Byłem na filmie z żoną.
1. "Włosi i mafiozi" występujący w filmie to nieporozumienie.
Massimo - bardziej Tunezyjczyk albo Turek niż Włoch.
Mario - przygarbiony emeryt. Pojawia się w filmie kilka razy i nie wiadomo jaka jest jego funkcja. Bliżej mu do Kiepskiego niż mafiozy.
Domenico - Gruzin gra Włocha..
2."Niebezpieczny mężczyzna, szef rodziny mafijnej" - jedyną niebezpieczną osobą w filmie była główna aktorka. "Mafia" tutaj ma tyle wspólnego z niebezpieczeństwem co Mario z Włochem
3. Dialogi aka syntezator mowy Ivona.
"Nie powinnaś tego widzieć. Musisz wiedzieć, że na to zasłużył"... serio? Momentami miałem wrażenie, że oglądam jakiś serial na TVP. Ukraiński czy Turecki. "Masz na to 365 dni" - fabuła do niczego. Angielski bywał beznadziejny.
4. "Erotyk"
Gdyby wyciąć wszystkie erotyczne sceny z filmu i skleić w jeden kawałek to tytuł jaki by pasował to "fellatio" lub "Blow Job". Lipińska chyba ma jakiś kompleks skoro według niej seks opiera się głównie na oralu i jeszcze dumnie przed premierą mówiła, że Polki tego potrzebują.
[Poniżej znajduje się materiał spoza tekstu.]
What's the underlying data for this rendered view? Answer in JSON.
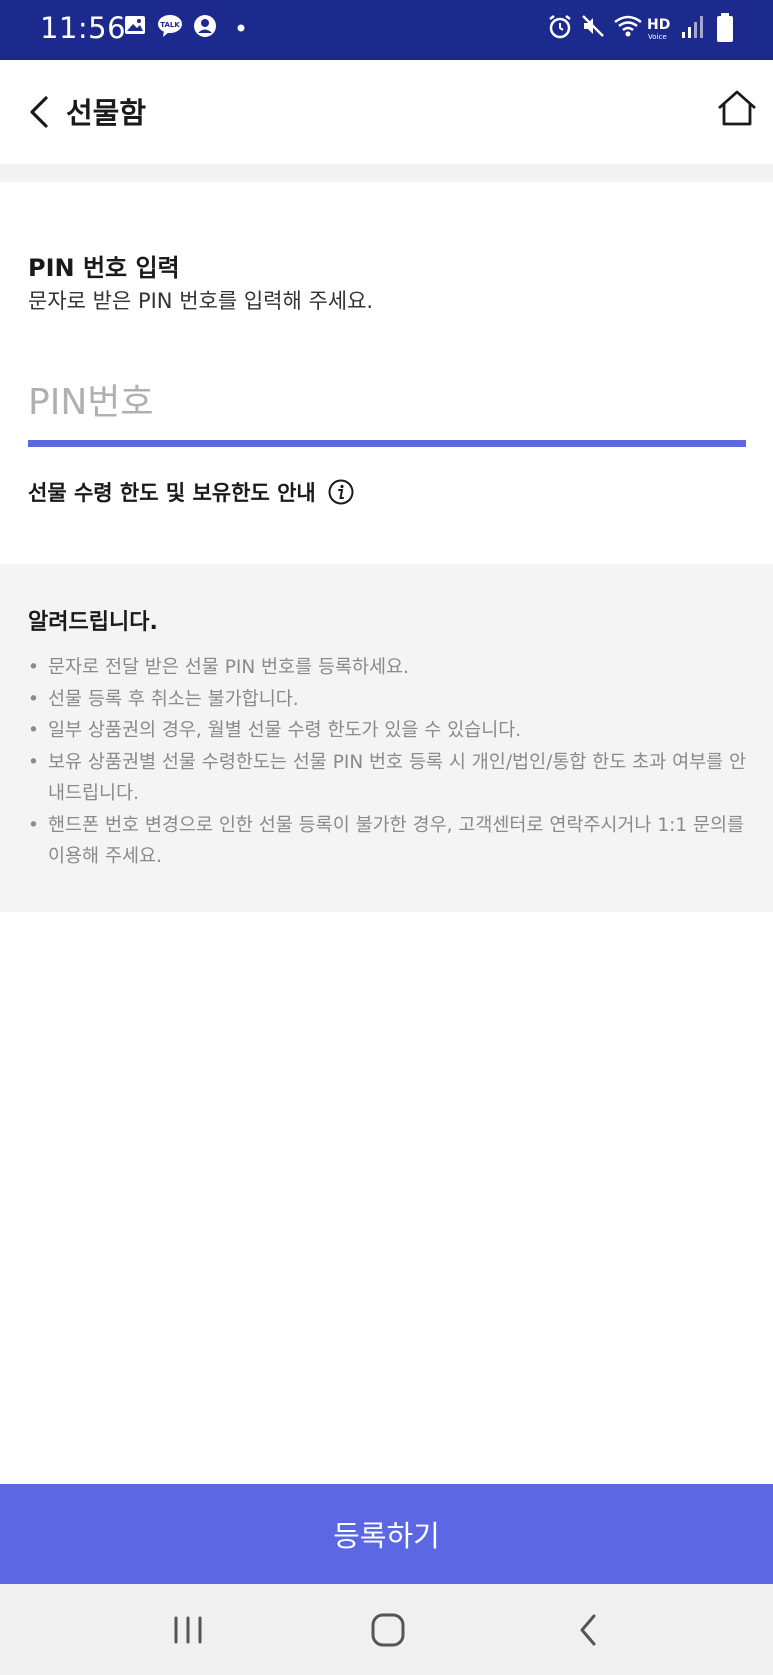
{
  "status_bar": {
    "time": "11:56",
    "icons": [
      "gallery-icon",
      "talk-icon",
      "profile-icon",
      "dot-icon",
      "alarm-icon",
      "mute-icon",
      "wifi-icon",
      "hd-voice-icon",
      "signal-icon",
      "battery-icon"
    ],
    "background": "#1b2a8c"
  },
  "header": {
    "title": "선물함"
  },
  "pin_section": {
    "heading": "PIN 번호 입력",
    "description": "문자로 받은 PIN 번호를 입력해 주세요.",
    "input_placeholder": "PIN번호",
    "input_value": "",
    "limit_info_label": "선물 수령 한도 및 보유한도 안내"
  },
  "notice": {
    "title": "알려드립니다.",
    "items": [
      "문자로 전달 받은 선물 PIN 번호를 등록하세요.",
      "선물 등록 후 취소는 불가합니다.",
      "일부 상품권의 경우, 월별 선물 수령 한도가 있을 수 있습니다.",
      "보유 상품권별 선물 수령한도는 선물 PIN 번호 등록 시 개인/법인/통합 한도 초과 여부를 안내드립니다.",
      "핸드폰 번호 변경으로 인한 선물 등록이 불가한 경우, 고객센터로 연락주시거나 1:1 문의를 이용해 주세요."
    ]
  },
  "register_button": {
    "label": "등록하기"
  },
  "colors": {
    "accent": "#5c67e3",
    "notice_background": "#f4f4f4"
  },
  "nav_bar": {
    "buttons": [
      "recent-apps-icon",
      "home-circle-icon",
      "back-nav-icon"
    ]
  }
}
Skąd przyszło ci do głowy że główny bohater wygląda jak Turek? Turcy mają zupełnie inne twarze i akcent!!Co do angielskiego, mieszkam w Stanach i tu kobiety bardzo polubiły ten film i jakoś nam nie przeszkadza poziom angielskiego więc nie rozumiem co tobie do tego? Wcale mnie nie dziwi że Polskim facetom się ten film nie podoba, bo jak zwykle są zazdrośni o facetów z południa
Z południem on ma tyle wspólnego co muzułmanin w Salat. Już skończcie te podjazdy, że Polscy faceci są tacy zazdrośni. Skoro kobieta lubi traktowanie jak szmatę to faktycznie, film mógł się podobać.